Filme do dia (87/2019) - "No Coração da Escuridão", de Paul Schrader, 2017 - Toller (Ethan Hawke) é um capelão que deixou o exército após a morte de seu filho na Guerra do Iraque. Depois da tragédia, sua esposa o abandona e Toller assume uma pequena congregação. Em um dia comum de culto, Toller é procurado por Mary (Amanda Seyfried) que, grávida, está com problemas com o marido depressivo Michael (Philipe Ettinger). Uma conversa com Michael e a proximidade de Mary mudarão a visão de mundo de Toller.

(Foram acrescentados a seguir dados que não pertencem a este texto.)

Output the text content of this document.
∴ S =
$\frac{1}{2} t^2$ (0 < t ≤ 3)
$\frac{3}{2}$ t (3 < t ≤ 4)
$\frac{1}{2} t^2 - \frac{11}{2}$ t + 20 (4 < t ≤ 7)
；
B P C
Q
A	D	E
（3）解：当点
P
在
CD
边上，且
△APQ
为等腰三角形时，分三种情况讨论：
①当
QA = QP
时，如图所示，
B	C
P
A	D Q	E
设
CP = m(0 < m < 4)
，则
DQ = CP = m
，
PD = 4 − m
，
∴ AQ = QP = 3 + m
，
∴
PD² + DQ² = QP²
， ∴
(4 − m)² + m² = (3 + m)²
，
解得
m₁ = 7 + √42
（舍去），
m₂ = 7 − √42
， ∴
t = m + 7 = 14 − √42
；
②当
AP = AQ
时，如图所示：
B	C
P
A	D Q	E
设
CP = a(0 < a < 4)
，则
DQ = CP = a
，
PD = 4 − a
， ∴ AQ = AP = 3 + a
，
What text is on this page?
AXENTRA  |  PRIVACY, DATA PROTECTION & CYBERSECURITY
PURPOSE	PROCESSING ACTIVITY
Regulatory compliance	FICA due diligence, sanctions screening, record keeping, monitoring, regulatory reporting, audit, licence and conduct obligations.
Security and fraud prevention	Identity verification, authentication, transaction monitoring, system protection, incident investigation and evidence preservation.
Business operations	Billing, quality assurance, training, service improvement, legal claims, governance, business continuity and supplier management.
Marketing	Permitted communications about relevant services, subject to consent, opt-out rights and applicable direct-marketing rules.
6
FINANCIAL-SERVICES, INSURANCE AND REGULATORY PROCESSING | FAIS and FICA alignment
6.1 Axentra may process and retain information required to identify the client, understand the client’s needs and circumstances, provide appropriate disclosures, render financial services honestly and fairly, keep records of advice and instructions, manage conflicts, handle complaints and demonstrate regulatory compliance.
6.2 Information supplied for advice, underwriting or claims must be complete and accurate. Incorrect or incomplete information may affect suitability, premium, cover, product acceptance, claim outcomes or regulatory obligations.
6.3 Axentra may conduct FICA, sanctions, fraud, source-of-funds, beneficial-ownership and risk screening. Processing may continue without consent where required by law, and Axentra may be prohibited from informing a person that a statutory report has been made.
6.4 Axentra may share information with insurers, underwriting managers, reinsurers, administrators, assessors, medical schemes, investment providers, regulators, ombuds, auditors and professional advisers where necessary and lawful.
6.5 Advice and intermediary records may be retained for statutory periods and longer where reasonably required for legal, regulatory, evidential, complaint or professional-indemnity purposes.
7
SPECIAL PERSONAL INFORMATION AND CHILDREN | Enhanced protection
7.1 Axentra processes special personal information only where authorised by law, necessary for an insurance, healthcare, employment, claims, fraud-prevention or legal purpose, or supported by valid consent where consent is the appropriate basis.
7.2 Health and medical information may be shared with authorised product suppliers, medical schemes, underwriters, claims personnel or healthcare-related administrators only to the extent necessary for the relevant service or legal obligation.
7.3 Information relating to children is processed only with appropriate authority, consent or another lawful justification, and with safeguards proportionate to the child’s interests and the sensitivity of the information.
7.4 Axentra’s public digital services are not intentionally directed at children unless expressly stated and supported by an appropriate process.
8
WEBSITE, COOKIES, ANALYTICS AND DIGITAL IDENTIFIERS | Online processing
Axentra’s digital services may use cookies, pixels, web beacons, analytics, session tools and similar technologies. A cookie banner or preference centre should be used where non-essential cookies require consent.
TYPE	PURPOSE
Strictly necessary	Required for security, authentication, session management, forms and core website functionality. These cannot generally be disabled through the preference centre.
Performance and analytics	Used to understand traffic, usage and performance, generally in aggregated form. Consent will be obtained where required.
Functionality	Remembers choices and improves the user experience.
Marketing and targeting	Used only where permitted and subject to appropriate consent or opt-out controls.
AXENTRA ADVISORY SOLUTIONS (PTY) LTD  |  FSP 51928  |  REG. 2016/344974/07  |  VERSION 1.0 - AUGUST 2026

Ouvi inúmeras críticas acerca deste filme, em especial sobre o fantástico trabalho de Ethan Hawke. Por este motivo, resolvi conferir. A obra gira em torno da desilusão e da perda da fé, mas abrange outros temas como a convivência com a dor psíquica, a destruição do planeta e a esperança (ou falta dela). É um filme que, como poucos, traz à tela o sofrimento da depressão. Toller perdeu tudo - seu filho, sua esposa, seu trabalho no exército, sua saúde. Com fervor, agarra-se à sua religião... mas, e se esta lhe faltar? Pois bem, Toller passa a questionar sua fé e sua capacidade de iluminar os caminhos de seu rebanho. A obra é uma verdadeira descida ao inferno da depressão. A narrativa consegue entrar numa espiral descendente, com o personagem principal sendo "sugado", rapidamente, para o fundo. O personagem Michael - um ativista ambiental deprimido diante da falta de esperança para o planeta - consegue oferecer mais elementos para que Toller questione sua fé. Já Mary, mesmo frágil e grávida, surge como uma luz no fim do túnel, já que ela não apenas não se desespera, mas, também, representa a fé e a esperança. Aqui é necessário fazer um aparte - ainda que o roteiro seja bem interessante, o filme É o Ethan Hawke. Sua interpretação, excepcionalmente boa, toma a tela, domina tudo ao seu redor - e haja dor, desespero, desilusão suficientes para expressar o que Toller sente e estampa em seu rosto. Também não podemos esquecer o trabalho de Amanda Seyfried - seu rosto é só olhos, olhos gigantes que perscrutam Toller em busca de algum apoio e compreensão. Sua Mary, apesar de sentir inúmeras dores psíquicas, em momento algum "joga a toalha" e vê, com fé e amor, a gravidez que assume. A atmosfera do filme é pesada, depressiva, angustiante. O filme desenvolve-se maravilhosamente bem, mas, confesso que odiei a forma abrupta como acabou - de boas, quase qualquer coisa seria melhor do que a forma que terminaram o filme. É uma obra rica em sensações e assuntos a serem pensados e analisados. Eu curti.